Ieva Jokubaviciute: Northscapes
View record and artist detailsRecord and Artist Details
Genre:
Instrumental
Label: Dorian
Magazine Review Date: 11/2021
Media Format: CD or Download
Media Runtime: 55
Mastering:
DDD
Catalogue Number: DSL92251
Tracks:
Composition | Artist Credit |
---|---|
Invocations, Movement: No 1, Invocation of Pristine Light |
Lasse Thoresen, Composer
Ieva Jokubaviciute, Piano |
Scape |
Anna Thorvaldsdóttir, Composer
Ieva Jokubaviciute, Piano |
12 Nocturnes, Movement: No 1, Mignon |
Bent Sørensen, Composer
Ieva Jokubaviciute, Piano |
12 Nocturnes, Movement: No 3, Nachtlicher Fluss |
Bent Sørensen, Composer
Ieva Jokubaviciute, Piano |
12 Nocturnes, Movement: No 7, Mitternacht mit Mignon |
Bent Sørensen, Composer
Ieva Jokubaviciute, Piano |
Prelude |
Kaija Saariaho, Composer
Ieva Jokubaviciute, Piano |
Fantasia for Solo Piano |
Raminta Serksnyté, Composer
Ieva Jokubaviciute, Piano |
Music for a Summer Evening |
Peteris Vasks, Composer
Ieva Jokubaviciute, Piano |
Invocations, Movement: No 2, Invocation of Rising Air |
Lasse Thoresen, Composer
Ieva Jokubaviciute, Piano |
Author: Guy Rickards
Ieva Jokubaviciute’s first album was a tribute to Alban Berg. Here, she focuses on the Nordic and Baltic states, with pieces from Norway (Lasse Thoresen), Denmark (Bent Sørensen – the documentation omits the accented ‘ø’ in his name), Finland (Saariaho), Latvia (Vasks) and Lithuania (Raminta Šerkšnytė). It is a fascinating, well-balanced programme, played with engrossingly undemonstrative virtuosity, whether in the three Mignon nocturnes, a delightful subset from Sørensen’s set of 12 (2000 14), or the freewheeling canvas of Šerkšnytė's youthful Fantasia (1997), completed before her 23rd birthday. Saariaho’s Prelude (2007), cleverly placed at the centre of the programme, explores the sonic potential of the keyboard, taken in a more extreme textural direction in Anna Thorvaldsdottir’s Scape (2011), with the piano prepared in Cageian fashion to produce completely different tonal colours.
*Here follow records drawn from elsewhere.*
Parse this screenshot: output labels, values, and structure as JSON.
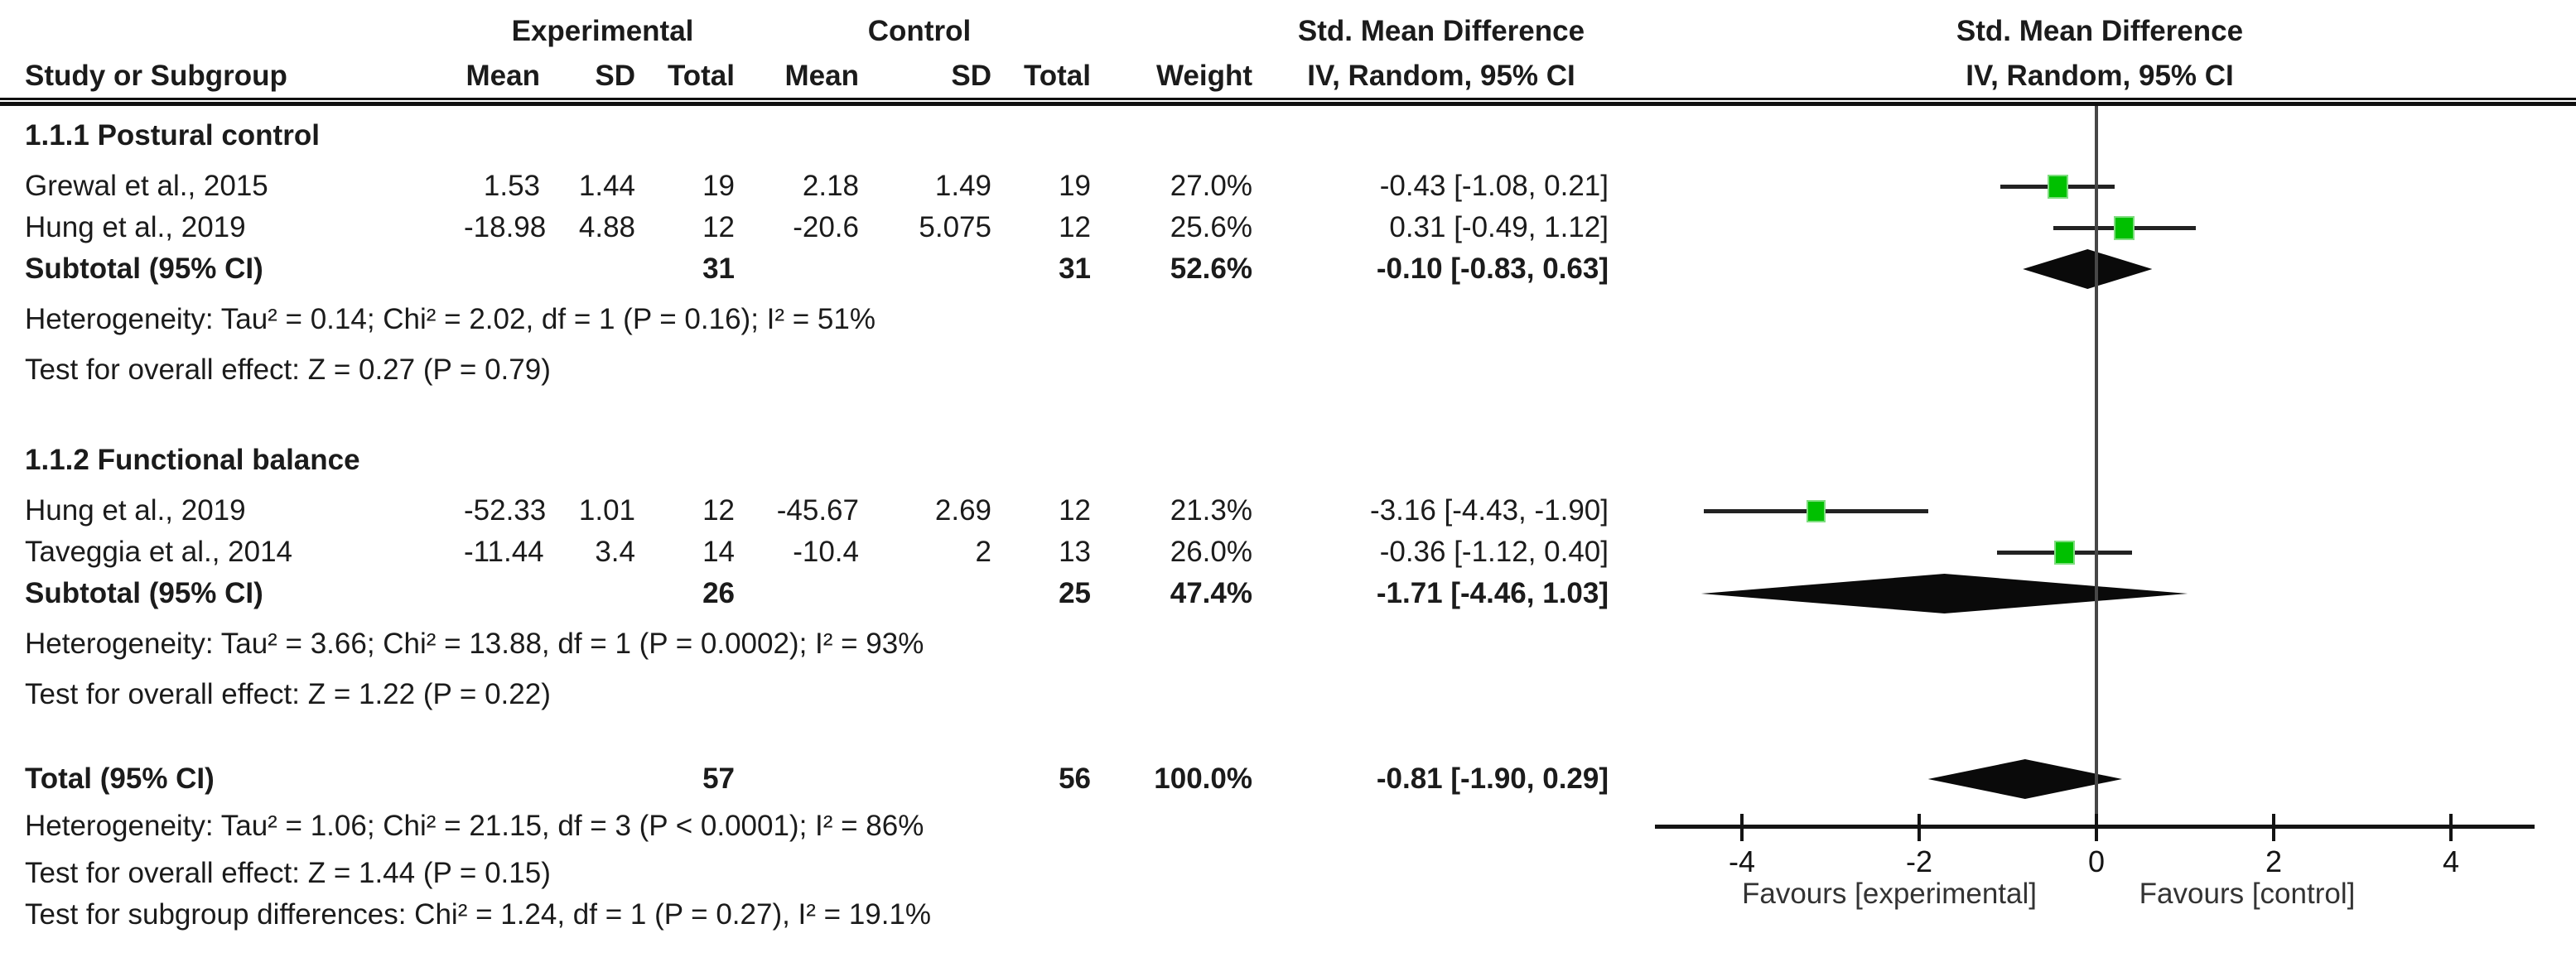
{
  "headers": {
    "experimental": "Experimental",
    "control": "Control",
    "smd_line1": "Std. Mean Difference",
    "smd_line2": "IV, Random, 95% CI",
    "study": "Study or Subgroup",
    "mean": "Mean",
    "sd": "SD",
    "total": "Total",
    "weight": "Weight"
  },
  "chart_data": {
    "type": "forest",
    "effect_measure": "Std. Mean Difference",
    "model": "IV, Random, 95% CI",
    "marker_color": "#00c000",
    "diamond_color": "#0a0a0a",
    "x_axis": {
      "ticks": [
        -4,
        -2,
        0,
        2,
        4
      ],
      "min": -5,
      "max": 5,
      "label_left": "Favours [experimental]",
      "label_right": "Favours [control]"
    },
    "sections": [
      {
        "heading": "1.1.1 Postural control",
        "studies": [
          {
            "label": "Grewal et al., 2015",
            "exp": {
              "mean": "1.53",
              "sd": "1.44",
              "total": "19"
            },
            "ctrl": {
              "mean": "2.18",
              "sd": "1.49",
              "total": "19"
            },
            "weight": "27.0%",
            "ci_text": "-0.43 [-1.08, 0.21]",
            "effect": -0.43,
            "lo": -1.08,
            "hi": 0.21
          },
          {
            "label": "Hung et al., 2019",
            "exp": {
              "mean": "-18.98",
              "sd": "4.88",
              "total": "12"
            },
            "ctrl": {
              "mean": "-20.6",
              "sd": "5.075",
              "total": "12"
            },
            "weight": "25.6%",
            "ci_text": "0.31 [-0.49, 1.12]",
            "effect": 0.31,
            "lo": -0.49,
            "hi": 1.12
          }
        ],
        "subtotal": {
          "label": "Subtotal (95% CI)",
          "exp_total": "31",
          "ctrl_total": "31",
          "weight": "52.6%",
          "ci_text": "-0.10 [-0.83, 0.63]",
          "effect": -0.1,
          "lo": -0.83,
          "hi": 0.63
        },
        "heterogeneity": "Heterogeneity: Tau² = 0.14; Chi² = 2.02, df = 1 (P = 0.16); I² = 51%",
        "overall_effect": "Test for overall effect: Z = 0.27 (P = 0.79)"
      },
      {
        "heading": "1.1.2 Functional balance",
        "studies": [
          {
            "label": "Hung et al., 2019",
            "exp": {
              "mean": "-52.33",
              "sd": "1.01",
              "total": "12"
            },
            "ctrl": {
              "mean": "-45.67",
              "sd": "2.69",
              "total": "12"
            },
            "weight": "21.3%",
            "ci_text": "-3.16 [-4.43, -1.90]",
            "effect": -3.16,
            "lo": -4.43,
            "hi": -1.9
          },
          {
            "label": "Taveggia et al., 2014",
            "exp": {
              "mean": "-11.44",
              "sd": "3.4",
              "total": "14"
            },
            "ctrl": {
              "mean": "-10.4",
              "sd": "2",
              "total": "13"
            },
            "weight": "26.0%",
            "ci_text": "-0.36 [-1.12, 0.40]",
            "effect": -0.36,
            "lo": -1.12,
            "hi": 0.4
          }
        ],
        "subtotal": {
          "label": "Subtotal (95% CI)",
          "exp_total": "26",
          "ctrl_total": "25",
          "weight": "47.4%",
          "ci_text": "-1.71 [-4.46, 1.03]",
          "effect": -1.71,
          "lo": -4.46,
          "hi": 1.03
        },
        "heterogeneity": "Heterogeneity: Tau² = 3.66; Chi² = 13.88, df = 1 (P = 0.0002); I² = 93%",
        "overall_effect": "Test for overall effect: Z = 1.22 (P = 0.22)"
      }
    ],
    "total": {
      "label": "Total (95% CI)",
      "exp_total": "57",
      "ctrl_total": "56",
      "weight": "100.0%",
      "ci_text": "-0.81 [-1.90, 0.29]",
      "effect": -0.81,
      "lo": -1.9,
      "hi": 0.29
    },
    "total_heterogeneity": "Heterogeneity: Tau² = 1.06; Chi² = 21.15, df = 3 (P < 0.0001); I² = 86%",
    "total_overall_effect": "Test for overall effect: Z = 1.44 (P = 0.15)",
    "subgroup_differences": "Test for subgroup differences: Chi² = 1.24, df = 1 (P = 0.27), I² = 19.1%"
  }
}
Lasse Thoresen’s Four Invocations (2011 20) between them cover the four medieval elements (Light – for fire – Air, Water, Earth) alongside ‘four parallel dimensions of human reality: pure consciousness, spirit, soul and body’. Thoresen has commented that the four works collectively ‘describe metaphorically the process of creation’, each marking a stage along the way. His scores allow the pianist some latitude in performance but the essentials will always shine through. Jokubaviciute bookends her programme with the first two, ‘of Pristine Light’ and ‘of Rising Air’: robustly ethereal studies, the one with occasional allusions to Ravel, the other to Stravinsky, but always manifestly Thoresen. Although the fourth Invocation (2020) could not have been included (it is longer than Nos 1 3 combined), it is a pity the third (‘of Crystal Waters’) was omitted, as there is room.
Jokubaviciute navigates the contrasting demands of each work with hugely impressive skill and Sono Luminus’s sound is superb. This is an enthralling programme from the northern world that no listener wary of contemporary music need be fearful of (Vasks’s nostalgically evocative score, for instance), though demands are sometimes made of their ears. Recommended.